レイモンが言い終わる前に、彼の足元から風が吹き始めた。

それは徐々に強くなり、やがて彼の体が少しずつ軽くなっていく。

ここでやっと、レイモンは彼女が何を考えているのか察した。


「う、ウソでしょ……うにゃぁぁぁぁぁぁぁ!!!」


レイモンは青ざめたまま、悲鳴を上げて空高く舞い上がった。

かなり本気の風魔術を使ったらしく、ヴェロニックの姿がとても小さく見えるほどだ。

彼はかなり高いところまで上がったかと思うと、やがて地面に引っ張られるように落下を始める。
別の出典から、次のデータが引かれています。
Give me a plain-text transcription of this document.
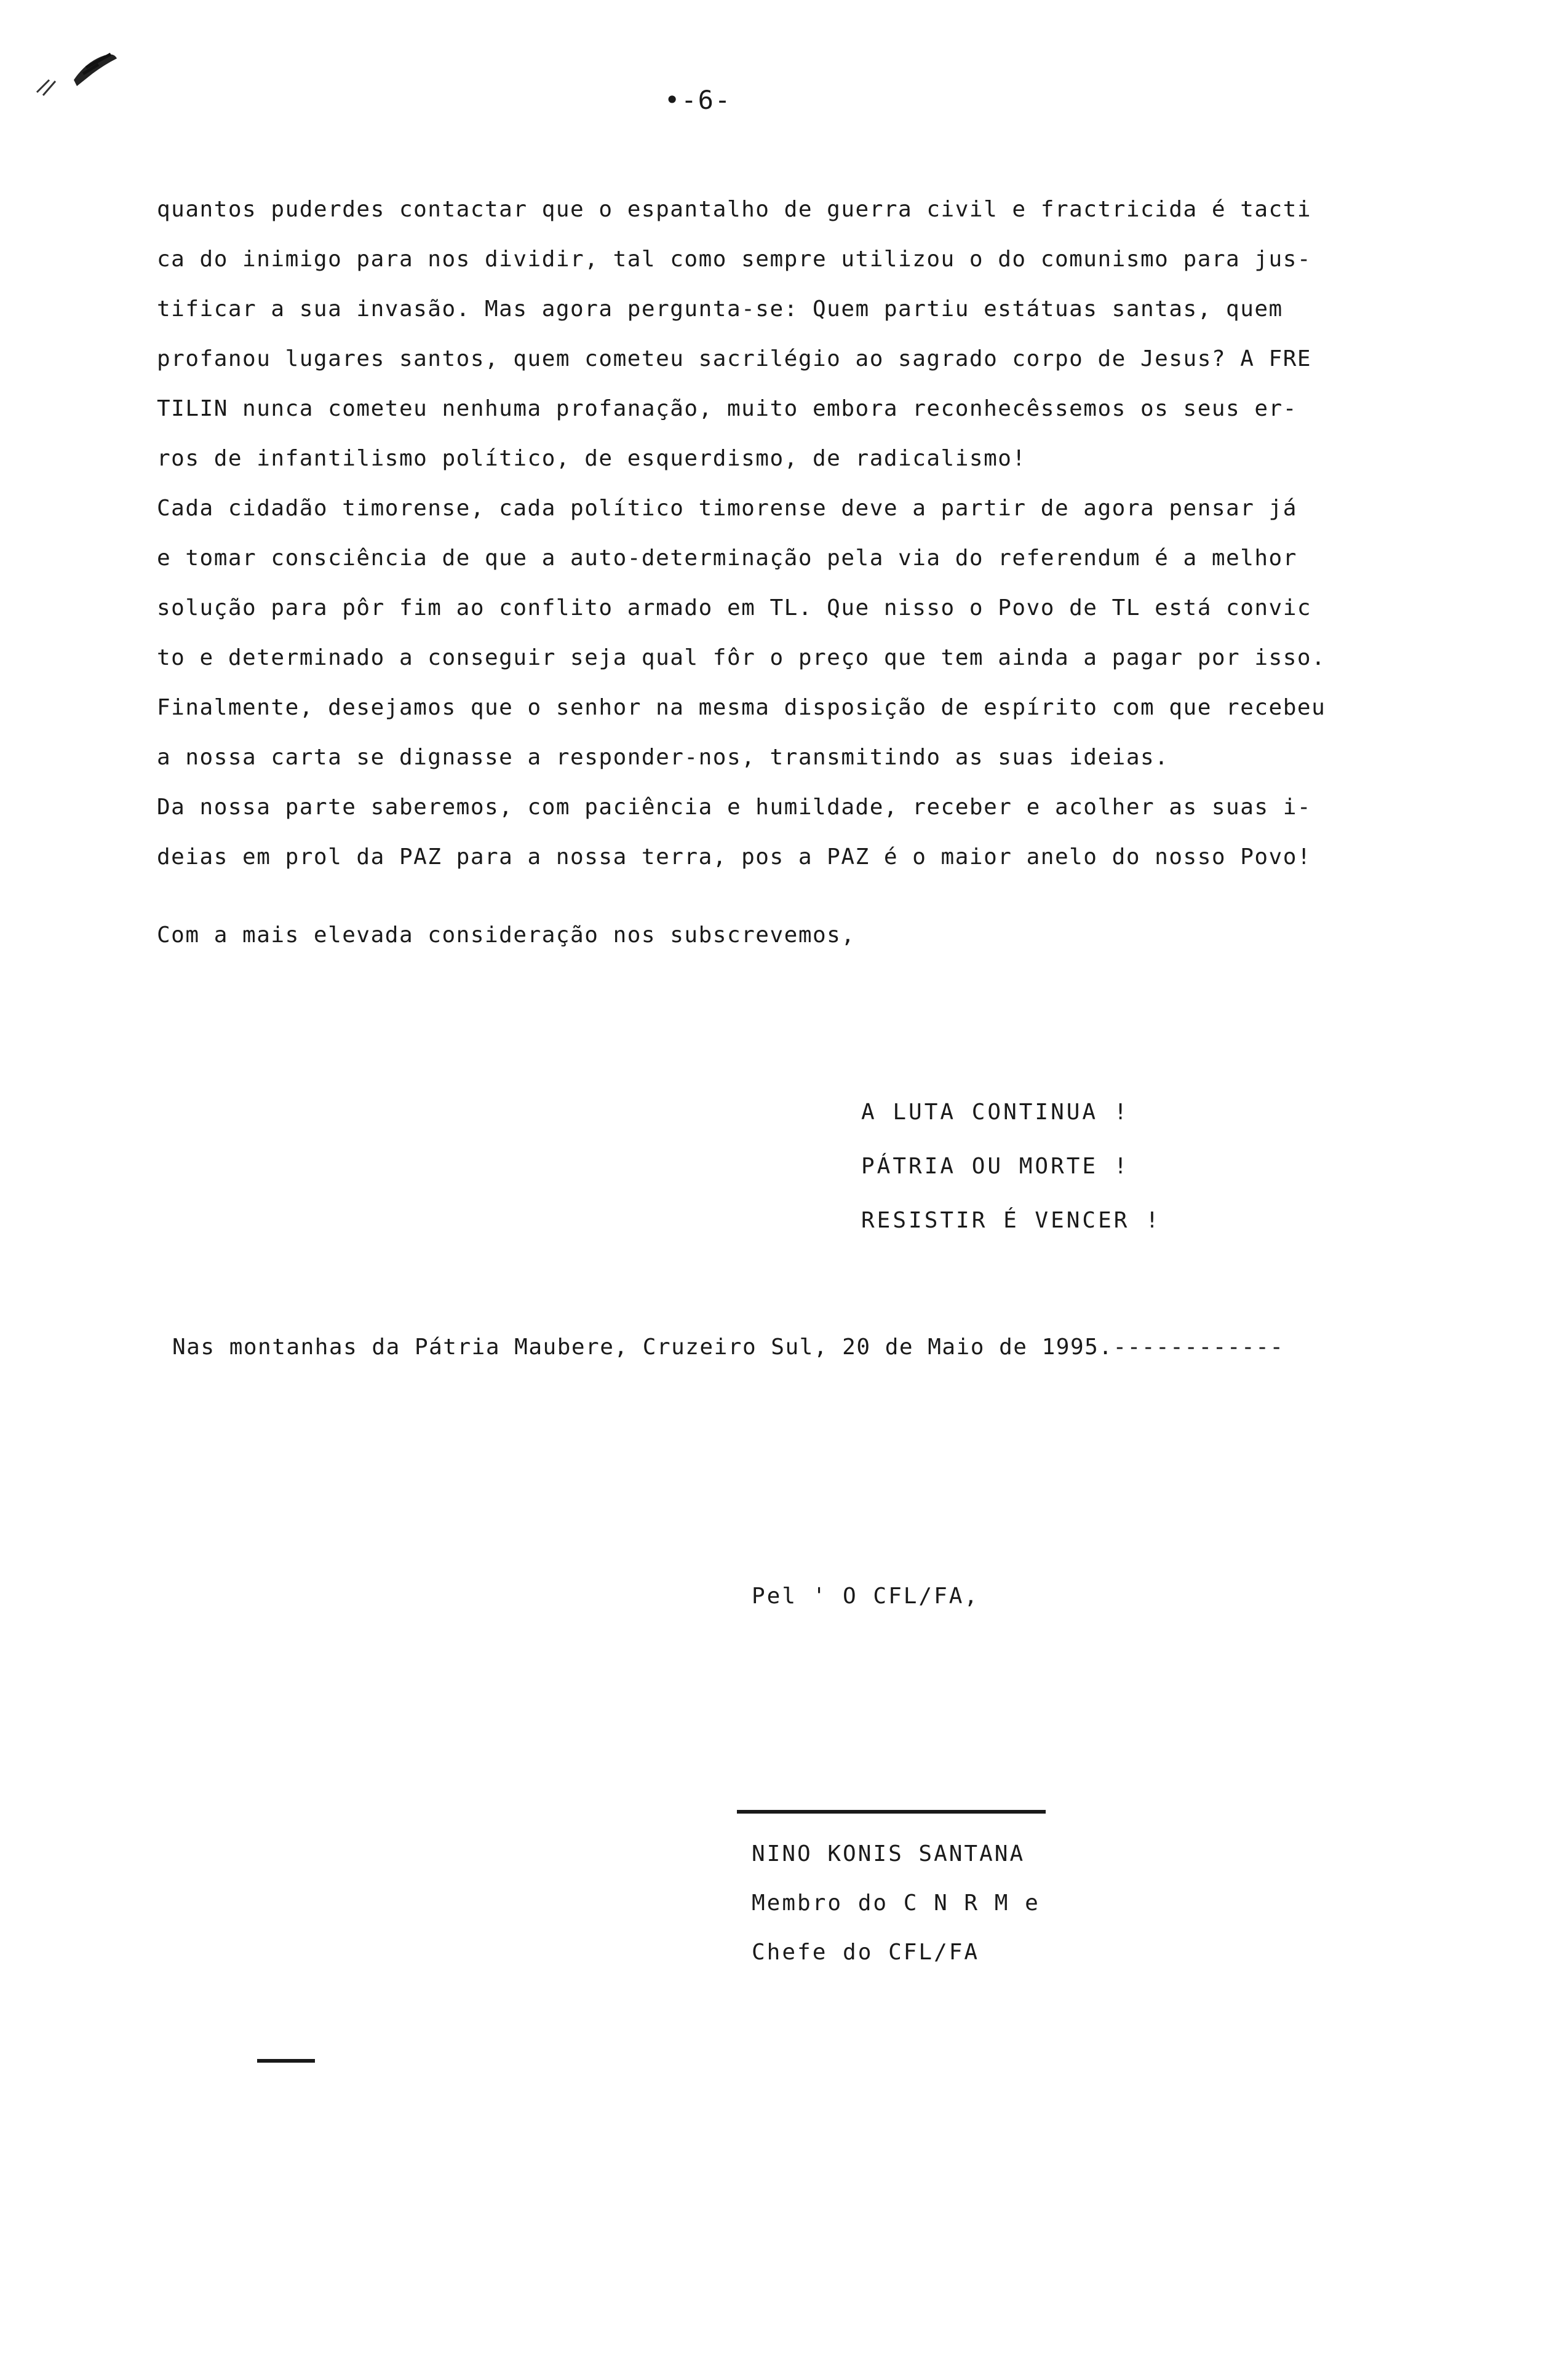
•-6-
quantos puderdes contactar que o espantalho de guerra civil e fractricida é tacti
ca do inimigo para nos dividir, tal como sempre utilizou o do comunismo para jus-
tificar a sua invasão. Mas agora pergunta-se: Quem partiu estátuas santas, quem
profanou lugares santos, quem cometeu sacrilégio ao sagrado corpo de Jesus? A FRE
TILIN nunca cometeu nenhuma profanação, muito embora reconhecêssemos os seus er-
ros de infantilismo político, de esquerdismo, de radicalismo!
Cada cidadão timorense, cada político timorense deve a partir de agora pensar já
e tomar consciência de que a auto-determinação pela via do referendum é a melhor
solução para pôr fim ao conflito armado em TL. Que nisso o Povo de TL está convic
to e determinado a conseguir seja qual fôr o preço que tem ainda a pagar por isso.
Finalmente, desejamos que o senhor na mesma disposição de espírito com que recebeu
a nossa carta se dignasse a responder-nos, transmitindo as suas ideias.
Da nossa parte saberemos, com paciência e humildade, receber e acolher as suas i-
deias em prol da PAZ para a nossa terra, pos a PAZ é o maior anelo do nosso Povo!
Com a mais elevada consideração nos subscrevemos,
A LUTA CONTINUA !
PÁTRIA OU MORTE !
RESISTIR É VENCER !
Nas montanhas da Pátria Maubere, Cruzeiro Sul, 20 de Maio de 1995.------------
Pel ' O CFL/FA,
NINO KONIS SANTANA
Membro do C N R M e
Chefe do CFL/FA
恐怖で心臓が止まりそうになる中、ガスが充満している丘の上が目に入った。

そこではセレストが黄金色に輝く刀を振り回し、狂った野獣の如く敵を一撃で破壊し続けている。

その度にガスが噴出するも、彼は一切気にしない。

そんなセレストの暴れっぷりを、レニエはひたすら怯えて見ていた。


二人から少し離れたところには、ジャッドとナタン、ジェラールがいる。

ナタンは毒のせいで意識が朦朧としているみたいだが、それでも防御魔術を駆使してガスの入らない安全地帯を作っている。
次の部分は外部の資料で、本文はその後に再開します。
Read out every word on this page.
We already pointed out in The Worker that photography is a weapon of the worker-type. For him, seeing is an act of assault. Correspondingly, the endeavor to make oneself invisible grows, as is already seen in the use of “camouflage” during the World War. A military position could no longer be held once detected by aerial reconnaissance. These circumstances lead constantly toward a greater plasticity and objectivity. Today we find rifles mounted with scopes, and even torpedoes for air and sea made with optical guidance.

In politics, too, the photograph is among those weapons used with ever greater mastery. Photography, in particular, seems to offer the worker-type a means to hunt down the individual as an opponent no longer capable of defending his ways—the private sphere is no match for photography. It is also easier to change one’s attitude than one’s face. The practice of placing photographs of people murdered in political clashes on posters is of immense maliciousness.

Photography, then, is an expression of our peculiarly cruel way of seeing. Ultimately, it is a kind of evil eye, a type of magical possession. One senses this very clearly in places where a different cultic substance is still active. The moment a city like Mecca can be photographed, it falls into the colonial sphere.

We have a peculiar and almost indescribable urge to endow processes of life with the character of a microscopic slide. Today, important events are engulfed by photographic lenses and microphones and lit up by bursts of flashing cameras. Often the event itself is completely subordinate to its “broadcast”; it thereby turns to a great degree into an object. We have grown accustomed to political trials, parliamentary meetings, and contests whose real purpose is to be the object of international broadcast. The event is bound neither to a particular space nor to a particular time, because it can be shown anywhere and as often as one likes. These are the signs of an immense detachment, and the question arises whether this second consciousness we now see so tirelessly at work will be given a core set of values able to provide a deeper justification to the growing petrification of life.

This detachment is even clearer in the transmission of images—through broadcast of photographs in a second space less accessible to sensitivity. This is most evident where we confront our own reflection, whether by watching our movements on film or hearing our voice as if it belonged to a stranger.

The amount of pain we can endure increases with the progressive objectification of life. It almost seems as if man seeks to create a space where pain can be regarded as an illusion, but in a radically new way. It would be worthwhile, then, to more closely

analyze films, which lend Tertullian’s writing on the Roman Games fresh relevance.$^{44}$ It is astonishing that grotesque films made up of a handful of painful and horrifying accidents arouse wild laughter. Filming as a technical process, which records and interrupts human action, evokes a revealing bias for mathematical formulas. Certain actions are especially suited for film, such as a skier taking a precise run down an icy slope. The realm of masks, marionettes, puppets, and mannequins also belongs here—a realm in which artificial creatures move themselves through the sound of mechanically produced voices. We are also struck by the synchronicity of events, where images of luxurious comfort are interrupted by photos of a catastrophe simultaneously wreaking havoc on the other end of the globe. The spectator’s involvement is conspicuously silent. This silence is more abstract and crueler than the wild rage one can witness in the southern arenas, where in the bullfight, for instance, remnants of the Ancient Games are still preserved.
その中で、ジャッドは微力ながらも銃でセレストの援護をしている。

ジェラールも毒にやられてうまく動けないみたいだが、三人のいる場所に入ろうとするロボットを必死に抑え込んでいた。


正直、かなり不利だ。

ナタンの意識が途切れば、ジャッドも毒の餌食になってしまう。

セレストは何故か大丈夫そうだが、彼にも体力の限界がある。

レイモンでもこの状況がまずいことはすぐに分かった。



レイモンは咄嗟に弓を構え、矢先に火をつけた。

しかし矢を射ろうとした時、すぐにその手を止めてしまった。


(待って……このまま引火させれば、みんな爆発に巻き込まれる!)


この状態で爆発すれば、到底みんなが無事に済むような気が全くしない。

もしかすると、自分がみんなを殺してしまう可能性だってある。

そう考えると、レイモンの手には力が入らず矢が惨めに震えてしまった。


「撃てぇぇぇ!!!」


突然、鋭くて高い声が響き渡った。

声の主を見ると、ジャッドがレイモンの方を見ている。

その顔には、指揮官としての覚悟と肝の据わった力強さがあった。

まるで自分達のことは心配するなと言わんばかりに。


「――っ!」


レイモンは意を決して、皆に向かって火矢を放った。